Sind Putin und seine engsten Gefolgsleute tatsächlich bereit, als Erste Kernwaffen einzusetzen?, fragt Reinhard Wolf, Professor für internationale Beziehungen mit dem Schwerpunkt Weltordnungsfragen an der Goethe-Universität, in der NZZ.
Dafür spricht wenig. Der Einsatz taktischer Kernwaffen in der Ukraine würde Russlands Militär allenfalls dann spürbar helfen, wenn eine grössere Zahl von Zielen angegriffen würde.
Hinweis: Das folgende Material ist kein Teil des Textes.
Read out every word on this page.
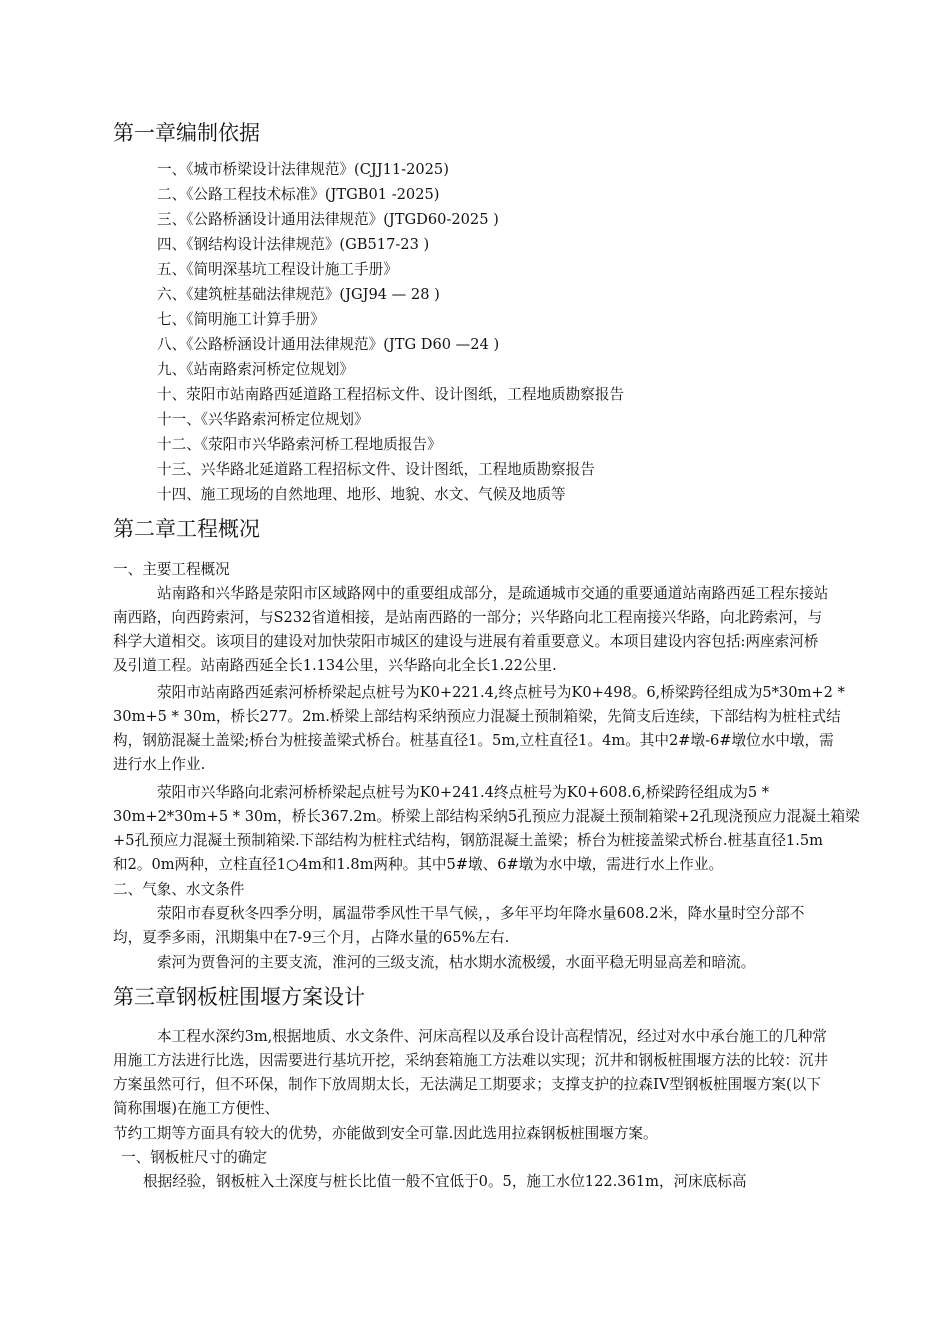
第一章编制依据
一、《城市桥梁设计法律规范》(CJJ11-2025)
二、《公路工程技术标准》(JTGB01 -2025)
三、《公路桥涵设计通用法律规范》(JTGD60-2025 )
四、《钢结构设计法律规范》(GB517-23 )
五、《简明深基坑工程设计施工手册》
六、《建筑桩基础法律规范》(JGJ94 — 28 )
七、《简明施工计算手册》
八、《公路桥涵设计通用法律规范》(JTG D60 —24 )
九、《站南路索河桥定位规划》
十、荥阳市站南路西延道路工程招标文件、设计图纸，工程地质勘察报告
十一、《兴华路索河桥定位规划》
十二、《荥阳市兴华路索河桥工程地质报告》
十三、兴华路北延道路工程招标文件、设计图纸，工程地质勘察报告
十四、施工现场的自然地理、地形、地貌、水文、气候及地质等
第二章工程概况
一、主要工程概况
站南路和兴华路是荥阳市区域路网中的重要组成部分，是疏通城市交通的重要通道站南路西延工程东接站
南西路，向西跨索河，与S232省道相接，是站南西路的一部分；兴华路向北工程南接兴华路，向北跨索河，与
科学大道相交。该项目的建设对加快荥阳市城区的建设与进展有着重要意义。本项目建设内容包括:两座索河桥
及引道工程。站南路西延全长1.134公里，兴华路向北全长1.22公里.
荥阳市站南路西延索河桥桥梁起点桩号为K0+221.4,终点桩号为K0+498。6,桥梁跨径组成为5*30m+2 *
30m+5 * 30m，桥长277。2m.桥梁上部结构采纳预应力混凝土预制箱梁，先简支后连续，下部结构为桩柱式结
构，钢筋混凝土盖梁;桥台为桩接盖梁式桥台。桩基直径1。5m,立柱直径1。4m。其中2#墩-6#墩位水中墩，需
进行水上作业.
荥阳市兴华路向北索河桥桥梁起点桩号为K0+241.4终点桩号为K0+608.6,桥梁跨径组成为5 *
30m+2*30m+5 * 30m，桥长367.2m。桥梁上部结构采纳5孔预应力混凝土预制箱梁+2孔现浇预应力混凝土箱梁
+5孔预应力混凝土预制箱梁.下部结构为桩柱式结构，钢筋混凝土盖梁；桥台为桩接盖梁式桥台.桩基直径1.5m
和2。0m两种，立柱直径1○4m和1.8m两种。其中5#墩、6#墩为水中墩，需进行水上作业。
二、气象、水文条件
荥阳市春夏秋冬四季分明，属温带季风性干旱气候，，多年平均年降水量608.2米，降水量时空分部不
均，夏季多雨，汛期集中在7-9三个月，占降水量的65%左右.
索河为贾鲁河的主要支流，淮河的三级支流，枯水期水流极缓，水面平稳无明显高差和暗流。
第三章钢板桩围堰方案设计
本工程水深约3m,根据地质、水文条件、河床高程以及承台设计高程情况，经过对水中承台施工的几种常
用施工方法进行比选，因需要进行基坑开挖，采纳套箱施工方法难以实现；沉井和钢板桩围堰方法的比较：沉井
方案虽然可行，但不环保，制作下放周期太长，无法满足工期要求；支撑支护的拉森IV型钢板桩围堰方案(以下
简称围堰)在施工方便性、
节约工期等方面具有较大的优势，亦能做到安全可靠.因此选用拉森钢板桩围堰方案。
一、钢板桩尺寸的确定
根据经验，钢板桩入土深度与桩长比值一般不宜低于0。5，施工水位122.361m，河床底标高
Dies würde aber die Operationen nachfolgender Besatzungstruppen behindern, die ukrainische Bevölkerung und die Weltöffentlichkeit noch stärker gegen Russland aufbringen und vor allem auch die Gefahr heraufbeschwören, dass die Nato zumindest konventionell eingreift.
«Make Russia great again» ist bis heute Putins unausgesprochener Leitsatz. Weite Teile der Bevölkerung messen die Grösse Russlands genau wie Putin daran, ob ihr Land international gehört und gefürchtet wird. Wie Putin bis heute immer wieder betont, ist Russland während seiner tausendjährigen Geschichte vielfach geprüft worden. Wiederholt lag es am Boden. Aber immer ist es aufgestanden und hat zu neuer Stärke gefunden. Eine Vernichtung würde dem widersprechen. Natürlich würden Putin und seine Machtclique einen erheblichen Gesichtsverlust erleiden, falls in der Ukraine der Status quo ante wiederhergestellt würde. Russland wäre aber weiterhin ein handlungsfähiger Staat mit schlagkräftigen Nuklearstreitkräften.
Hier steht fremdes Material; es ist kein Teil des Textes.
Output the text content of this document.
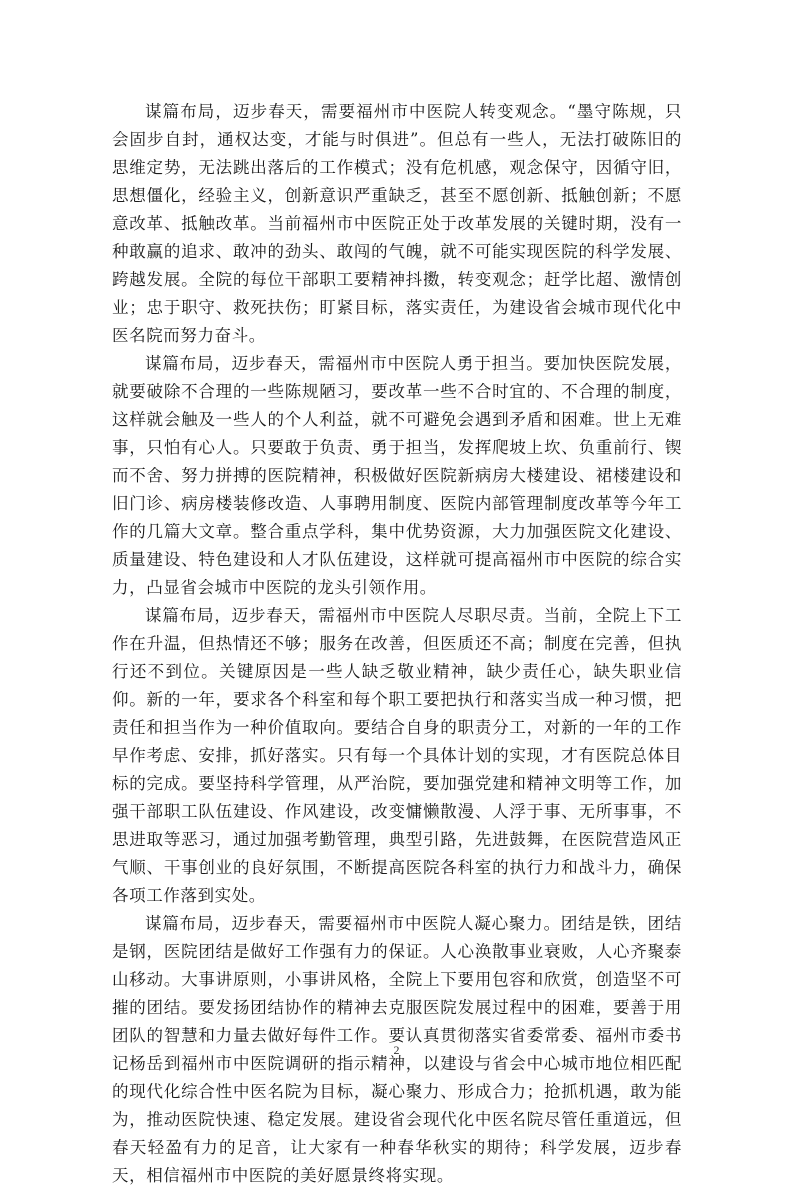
谋篇布局，迈步春天，需要福州市中医院人转变观念。“墨守陈规，只会固步自封，通权达变，才能与时俱进”。但总有一些人，无法打破陈旧的思维定势，无法跳出落后的工作模式；没有危机感，观念保守，因循守旧，思想僵化，经验主义，创新意识严重缺乏，甚至不愿创新、抵触创新；不愿意改革、抵触改革。当前福州市中医院正处于改革发展的关键时期，没有一种敢赢的追求、敢冲的劲头、敢闯的气魄，就不可能实现医院的科学发展、跨越发展。全院的每位干部职工要精神抖擞，转变观念；赶学比超、激情创业；忠于职守、救死扶伤；盯紧目标，落实责任，为建设省会城市现代化中医名院而努力奋斗。

谋篇布局，迈步春天，需福州市中医院人勇于担当。要加快医院发展，就要破除不合理的一些陈规陋习，要改革一些不合时宜的、不合理的制度，这样就会触及一些人的个人利益，就不可避免会遇到矛盾和困难。世上无难事，只怕有心人。只要敢于负责、勇于担当，发挥爬坡上坎、负重前行、锲而不舍、努力拼搏的医院精神，积极做好医院新病房大楼建设、裙楼建设和旧门诊、病房楼装修改造、人事聘用制度、医院内部管理制度改革等今年工作的几篇大文章。整合重点学科，集中优势资源，大力加强医院文化建设、质量建设、特色建设和人才队伍建设，这样就可提高福州市中医院的综合实力，凸显省会城市中医院的龙头引领作用。

谋篇布局，迈步春天，需福州市中医院人尽职尽责。当前，全院上下工作在升温，但热情还不够；服务在改善，但医质还不高；制度在完善，但执行还不到位。关键原因是一些人缺乏敬业精神，缺少责任心，缺失职业信仰。新的一年，要求各个科室和每个职工要把执行和落实当成一种习惯，把责任和担当作为一种价值取向。要结合自身的职责分工，对新的一年的工作早作考虑、安排，抓好落实。只有每一个具体计划的实现，才有医院总体目标的完成。要坚持科学管理，从严治院，要加强党建和精神文明等工作，加强干部职工队伍建设、作风建设，改变慵懒散漫、人浮于事、无所事事，不思进取等恶习，通过加强考勤管理，典型引路，先进鼓舞，在医院营造风正气顺、干事创业的良好氛围，不断提高医院各科室的执行力和战斗力，确保各项工作落到实处。

谋篇布局，迈步春天，需要福州市中医院人凝心聚力。团结是铁，团结是钢，医院团结是做好工作强有力的保证。人心涣散事业衰败，人心齐聚泰山移动。大事讲原则，小事讲风格，全院上下要用包容和欣赏，创造坚不可摧的团结。要发扬团结协作的精神去克服医院发展过程中的困难，要善于用团队的智慧和力量去做好每件工作。要认真贯彻落实省委常委、福州市委书记杨岳到福州市中医院调研的指示精神，以建设与省会中心城市地位相匹配的现代化综合性中医名院为目标，凝心聚力、形成合力；抢抓机遇，敢为能为，推动医院快速、稳定发展。建设省会现代化中医名院尽管任重道远，但春天轻盈有力的足音，让大家有一种春华秋实的期待；科学发展，迈步春天，相信福州市中医院的美好愿景终将实现。

2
Ganz anders sähe es nach einem nuklearen Schlagabtausch mit den Westmächten aus. Das mächtige Russland bliebe als radioaktive Wüste zurück, würde womöglich zerfallen und vermutlich in Teilen unter chinesische Kontrolle geraten. Russlands Staatlichkeit und Gesellschaft könnten für alle Zeiten vernichtet werden.
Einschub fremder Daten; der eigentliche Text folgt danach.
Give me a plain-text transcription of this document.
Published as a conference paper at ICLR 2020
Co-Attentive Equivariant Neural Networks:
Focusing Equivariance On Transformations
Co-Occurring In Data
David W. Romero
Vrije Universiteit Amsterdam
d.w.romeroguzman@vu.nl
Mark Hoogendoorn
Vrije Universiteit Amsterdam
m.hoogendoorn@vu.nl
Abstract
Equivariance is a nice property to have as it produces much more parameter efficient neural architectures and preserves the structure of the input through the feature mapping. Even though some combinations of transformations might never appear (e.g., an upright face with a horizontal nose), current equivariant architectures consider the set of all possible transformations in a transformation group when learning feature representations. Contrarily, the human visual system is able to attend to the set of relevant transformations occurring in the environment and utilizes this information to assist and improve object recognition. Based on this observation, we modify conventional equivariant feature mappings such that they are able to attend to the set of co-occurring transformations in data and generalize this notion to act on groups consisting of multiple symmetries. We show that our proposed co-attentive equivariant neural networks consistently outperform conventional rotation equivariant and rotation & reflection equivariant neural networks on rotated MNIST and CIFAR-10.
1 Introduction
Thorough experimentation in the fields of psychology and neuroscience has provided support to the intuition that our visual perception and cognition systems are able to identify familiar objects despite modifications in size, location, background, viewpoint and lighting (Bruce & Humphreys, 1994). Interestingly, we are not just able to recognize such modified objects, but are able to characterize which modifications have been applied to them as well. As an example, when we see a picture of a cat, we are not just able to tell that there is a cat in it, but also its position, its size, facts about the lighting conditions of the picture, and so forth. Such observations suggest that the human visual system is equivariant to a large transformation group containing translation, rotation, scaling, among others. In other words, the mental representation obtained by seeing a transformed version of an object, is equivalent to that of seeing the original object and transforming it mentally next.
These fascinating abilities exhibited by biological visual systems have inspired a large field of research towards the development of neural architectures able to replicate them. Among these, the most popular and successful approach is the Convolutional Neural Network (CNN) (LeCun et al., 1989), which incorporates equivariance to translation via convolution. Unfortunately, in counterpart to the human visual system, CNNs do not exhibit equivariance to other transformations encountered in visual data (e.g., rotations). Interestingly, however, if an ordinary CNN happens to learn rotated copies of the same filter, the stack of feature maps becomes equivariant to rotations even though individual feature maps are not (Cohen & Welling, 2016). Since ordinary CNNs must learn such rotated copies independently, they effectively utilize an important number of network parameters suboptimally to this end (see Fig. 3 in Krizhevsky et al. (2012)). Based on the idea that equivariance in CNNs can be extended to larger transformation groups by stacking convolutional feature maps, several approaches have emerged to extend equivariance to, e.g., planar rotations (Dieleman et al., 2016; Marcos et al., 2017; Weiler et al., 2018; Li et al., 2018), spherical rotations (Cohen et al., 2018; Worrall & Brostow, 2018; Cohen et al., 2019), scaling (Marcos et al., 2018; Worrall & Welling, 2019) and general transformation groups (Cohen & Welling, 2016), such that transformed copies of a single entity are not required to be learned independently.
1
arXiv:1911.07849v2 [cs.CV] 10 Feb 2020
Ein eitler Nationalist wie Putin will auf keinen Fall als Totalversager in Erinnerung bleiben, als der Mann, der die tausendjährige Geschichte Russlands selbstmörderisch beendet hat, der aus dem «grossen» Reich einen jämmerlichen Schutthaufen gemacht hat, den andere unter sich aufteilen können. Das wäre genau das Gegenteil von dem, was er zu seinem Lebensziel gemacht hat. Oberste Priorität hat für ihn die Erhaltung eines starken Staates, der in der Lage ist, Russlands internationale Position auszubauen oder notfalls wiederherzustellen.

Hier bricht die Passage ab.